Ordered that the order is modified, on the law, (1) by deleting the provision thereof which granted the motion of the defendant Silver Lake Contracting Corp. for summary judgment, and dismissed the complaint insofar as it is asserted against that defendant, and substituting therefor a provision denying that motion, and severing the action against it, and (2) by adding a provision thereto converting the cross claim of Silver Lake Contracting Corp. for contribution and indemnifi*508cation against the defendant Anthony P. Abbondola into a third-party complaint for contribution and indemnification, and deeming the answer of the defendant Anthony P. Abbondola, including its cross claims for contribution and indemnification against Silver Lake Contracting Corp., an answer to the third-party complaint; as so modified, the order is affirmed, without costs or disbursements.
The plaintiff Einar Christiansen was injured when he was struck by a truck which was owned by defendant Silver Lake Contracting Corp. (hereinafter Silver Lake) and which was being operated by the defendant Anthony P. Abbondola.
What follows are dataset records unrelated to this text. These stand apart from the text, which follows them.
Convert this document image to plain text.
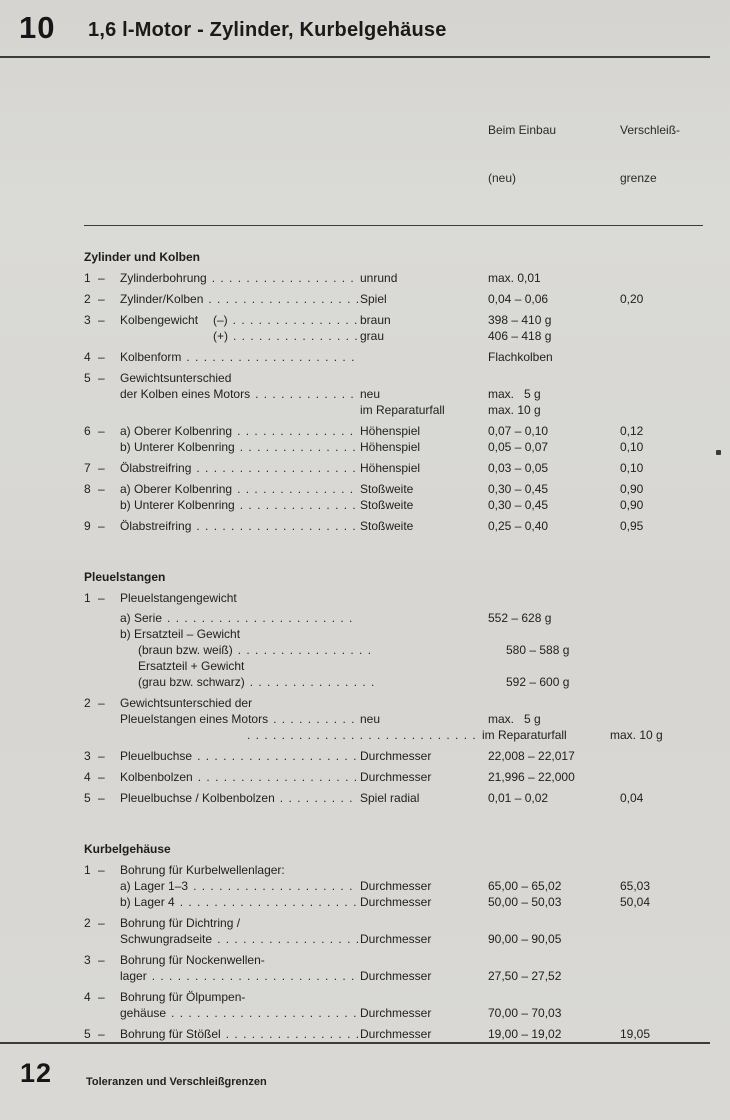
10 1,6 l-Motor - Zylinder, Kurbelgehäuse

Beim Einbau

(neu)

Verschleiß-

grenze

Zylinder und Kolben
1 –	Zylinderbohrung . . .	unrund	max. 0,01
2 –	Zylinder/Kolben . . .	Spiel	0,04 – 0,06	0,20
3 –	Kolbengewicht	(–) . . .	braun	398 – 410 g
(+) . . .	grau	406 – 418 g
4 –	Kolbenform . . .	Flachkolben
5 –	Gewichtsunterschied
der Kolben eines Motors . . .	neu	max.   5 g
im Reparaturfall	max. 10 g
6 –	a) Oberer Kolbenring . . .	Höhenspiel	0,07 – 0,10	0,12
b) Unterer Kolbenring . . .	Höhenspiel	0,05 – 0,07	0,10
7 –	Ölabstreifring . . .	Höhenspiel	0,03 – 0,05	0,10
8 –	a) Oberer Kolbenring . . .	Stoßweite	0,30 – 0,45	0,90
b) Unterer Kolbenring . . .	Stoßweite	0,30 – 0,45	0,90
9 –	Ölabstreifring . . .	Stoßweite	0,25 – 0,40	0,95
Pleuelstangen
1 –	Pleuelstangengewicht
a) Serie . . .	552 – 628 g
b) Ersatzteil – Gewicht
(braun bzw. weiß) . . .	580 – 588 g
Ersatzteil + Gewicht
(grau bzw. schwarz) . . .	592 – 600 g
2 –	Gewichtsunterschied der
Pleuelstangen eines Motors . . .	neu	max.   5 g
. . .
im Reparaturfall	max. 10 g
3 –	Pleuelbuchse . . .	Durchmesser	22,008 – 22,017
4 –	Kolbenbolzen . . .	Durchmesser	21,996 – 22,000
5 –	Pleuelbuchse / Kolbenbolzen . . .	Spiel radial	0,01 – 0,02	0,04
Kurbelgehäuse
1 –	Bohrung für Kurbelwellenlager:
a) Lager 1–3 . . .	Durchmesser	65,00 – 65,02	65,03
b) Lager 4 . . .	Durchmesser	50,00 – 50,03	50,04
2 –	Bohrung für Dichtring /
Schwungradseite . . .	Durchmesser	90,00 – 90,05
3 –	Bohrung für Nockenwellen-
lager . . .	Durchmesser	27,50 – 27,52
4 –	Bohrung für Ölpumpen-
gehäuse . . .	Durchmesser	70,00 – 70,03
5 –	Bohrung für Stößel . . .	Durchmesser	19,00 – 19,02	19,05
12	Toleranzen und Verschleißgrenzen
In support of his motion for summary judgment, Abbondola submitted proof in evidentiary form which established that at the time of the accident both he and Christiansen were working in the course of their employment with the third-party defendant Argento & Sons. Since the plaintiff failed to demonstrate any issue of fact in this regard, Abbondola was entitled to summary judgment dismissing the complaint insofar as it is asserted against him pursuant to his affirmative defense based on Workers’ Compensation Law § 29 (6) (see, Naso v Lafata, 4 NY2d 585; Rauch v Jones, 4 NY2d 592; DiSpigna v Lutheran Med. Ctr., 170 AD2d 645; Mera v Adelphi Mfg. Co., 160 AD2d 781; Linares v Spencer-Cameron Leasing Corp., 121 AD2d 606; Albarran v City of New York, 56 AD2d 822; Chadwick v Clark, 19 AD2d 679).
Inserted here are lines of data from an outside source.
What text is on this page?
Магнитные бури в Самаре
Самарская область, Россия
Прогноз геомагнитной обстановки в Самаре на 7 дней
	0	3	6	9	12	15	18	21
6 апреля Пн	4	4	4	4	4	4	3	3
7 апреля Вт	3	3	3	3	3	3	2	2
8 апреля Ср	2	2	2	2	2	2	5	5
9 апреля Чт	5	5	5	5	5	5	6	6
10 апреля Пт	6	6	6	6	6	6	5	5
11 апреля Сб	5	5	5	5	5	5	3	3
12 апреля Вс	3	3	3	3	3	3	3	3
In light of Abbondola’s immunity from direct liability to the plaintiffs, Silver Lake may not be held vicariously liable for Abbondola’s negligence (see, Naso v Lafata, supra; Rauch v Jones, supra; Jaglall v Supreme Petroleum Co., 185 AD2d 971; Ulysse v Nelsk Taxi, 135 AD2d 528; Linares v Cameron Leasing Corp., supra). However, the complaint in this case includes allegations that, if proved, would permit a finding of liability against Silver Lake based on its independent negligence in failing to properly equip and maintain the truck (e.g., Rascoe v Riteway Rentals, 176 AD2d 552 [lack of seatbelts]; see also, Cunningham v Lynch-Davidson Motors, 425 So 2d 131 [Fla]; Briggs v Morgan, 318 SE2d 878 [NC]). In its cross motion, Silver Lake failed to show, by competent proof, its entitlement to judgment as a matter of law on this theory.
In accordance with the foregoing, the plaintiffs’ complaint should be reinstated as to Silver Lake, the cross claims asserted by Silver Lake should be deemed a third-party complaint, and Abbondola’s answer with cross claims should be deemed an answer to the third-party complaint.
We have examined the appellants’ remaining contentions *509and find them to be without merit. Mangano, P. J., Bracken, Sullivan and O’Brien, JJ., concur.